We also have two systems of justice being proposed. One is the established system of justice where the presumption of innocence is paramount, and the other is an automated private system to support the entertainment industries.
The point that I would like to make today is to show you just how easily this switch can be made by making some very small adjustments to communications law.
Does anybody have any questions immediately? Otherwise Jeremy will speak and then we'll take questions together afterwards.
I was just wondering, you said in the package text it says they may cooperate the legal authorities with the internet providers.
I mean, they can cooperate anyway. What does it change? Does it change anything if they write that they may cooperate? Okay, there's two points you've got there. One is the technical legal language. May means it is optional. If it said shall, it originally said shall, and shall would have meant that every EU government would have to implement it.

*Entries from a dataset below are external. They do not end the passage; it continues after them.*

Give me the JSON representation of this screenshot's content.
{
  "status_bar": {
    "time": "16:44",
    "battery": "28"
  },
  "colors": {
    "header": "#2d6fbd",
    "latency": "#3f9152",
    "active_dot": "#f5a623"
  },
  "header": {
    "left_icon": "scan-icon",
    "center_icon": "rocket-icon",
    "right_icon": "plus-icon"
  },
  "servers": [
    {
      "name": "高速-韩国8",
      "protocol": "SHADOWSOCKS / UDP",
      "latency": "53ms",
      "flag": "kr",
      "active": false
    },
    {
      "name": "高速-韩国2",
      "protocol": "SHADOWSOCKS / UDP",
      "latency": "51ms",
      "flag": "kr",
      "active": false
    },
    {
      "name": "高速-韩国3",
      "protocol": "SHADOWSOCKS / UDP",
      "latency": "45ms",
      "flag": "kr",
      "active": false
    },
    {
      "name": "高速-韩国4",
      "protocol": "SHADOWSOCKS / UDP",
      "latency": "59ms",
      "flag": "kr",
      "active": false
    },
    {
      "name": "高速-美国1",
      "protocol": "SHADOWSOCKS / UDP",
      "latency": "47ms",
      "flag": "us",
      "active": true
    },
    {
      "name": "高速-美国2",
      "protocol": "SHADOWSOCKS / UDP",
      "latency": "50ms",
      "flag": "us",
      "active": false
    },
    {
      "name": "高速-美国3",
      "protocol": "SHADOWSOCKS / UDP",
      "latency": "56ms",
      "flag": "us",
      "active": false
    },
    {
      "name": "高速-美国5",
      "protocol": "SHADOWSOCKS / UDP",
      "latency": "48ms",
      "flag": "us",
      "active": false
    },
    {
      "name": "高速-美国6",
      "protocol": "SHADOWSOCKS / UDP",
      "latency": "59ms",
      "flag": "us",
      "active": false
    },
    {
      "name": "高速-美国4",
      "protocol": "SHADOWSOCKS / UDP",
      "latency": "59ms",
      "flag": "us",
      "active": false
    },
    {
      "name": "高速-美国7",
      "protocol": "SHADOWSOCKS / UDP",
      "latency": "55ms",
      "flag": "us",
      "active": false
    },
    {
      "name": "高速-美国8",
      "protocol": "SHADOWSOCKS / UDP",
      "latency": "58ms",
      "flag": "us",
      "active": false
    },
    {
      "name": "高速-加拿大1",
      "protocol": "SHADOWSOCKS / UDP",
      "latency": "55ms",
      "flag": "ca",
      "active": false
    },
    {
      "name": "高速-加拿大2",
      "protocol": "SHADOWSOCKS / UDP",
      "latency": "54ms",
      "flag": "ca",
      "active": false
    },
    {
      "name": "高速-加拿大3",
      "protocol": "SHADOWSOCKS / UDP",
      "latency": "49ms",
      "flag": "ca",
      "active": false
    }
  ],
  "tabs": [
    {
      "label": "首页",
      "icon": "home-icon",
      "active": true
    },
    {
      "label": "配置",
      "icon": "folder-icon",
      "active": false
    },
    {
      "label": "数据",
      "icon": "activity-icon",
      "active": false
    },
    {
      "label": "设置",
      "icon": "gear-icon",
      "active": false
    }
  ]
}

Yeah, that's why I asked, because it says may and it's really weak. It's up to the government, so the government can choose, the member state government can choose whether or not. But the point is that this is in the law, and that's what the rights holders want.
So the rights holders can then go to governments who may or may not worry about the difference between may and shall. They can just go and say you're supposed to do this. If they are lawyers, they should care about the difference, but okay. Look at what's happened in Britain and in France and decide on that one. That's what the rights holders wanted. Check over there and then somebody over here.
Do you foresee any instances where cases might sort of arrive before the ECHR? It was referenced in the article there. It's questionable. I mean, yes, it certainly could be the case if someone can bring
a case, but it takes somebody with the will and the money to bring a case. Well, I just find it questionable that someone would be able to make a case sort of that the fundamental human rights have been breached by not being able to access the internet. Can you say who you are and who you represent?
Oh, I don't represent anyone. I'm here as a private person. Okay. Jeremy's presentation, I think, is going to deal more with the fundamental rights issues. The issue that I'm concerned about is not whether you can justify file sharing. Oh, sorry. Yeah. It's not whether you can justify file sharing.
It's about restriction of access so that the restrictions to support these industries will have other consequences for restricting other things. So that is really the point where you have the human rights aspect under the freedom of expression point.
Does that kind of help? Yeah. And sorry? Hi. I'm Edward Hasbrook, and I'm with the National Writers Union in the United States, among other hats. And I wanted to draw a distinction between two terms which you used somewhat interchangeably, the entertainment or publishing industry and the rights holders.
Because the reality, as groups like the Writers Union and other creators groups have been pressing against those publishers, is that frequently those who are asserting copyright claims against downloaders and the public are not the rights holders.
They are making false claims. They are copyright thieves who never licensed the relevant rights from the actual rights holders who remain the creators, the writers, the musicians. And so I think it would be a mistake for the public to either accept uncritically the claims of these publishing companies to actually be the rights holders,
or to smear with the same brush the creators whose common enemy is often the publishers who are stealing these copyrights, claiming rights they don't have and didn't pay for, and then prosecuting these bogus claims against the public.
If there are no more questions, I'll pass over to Jeremy.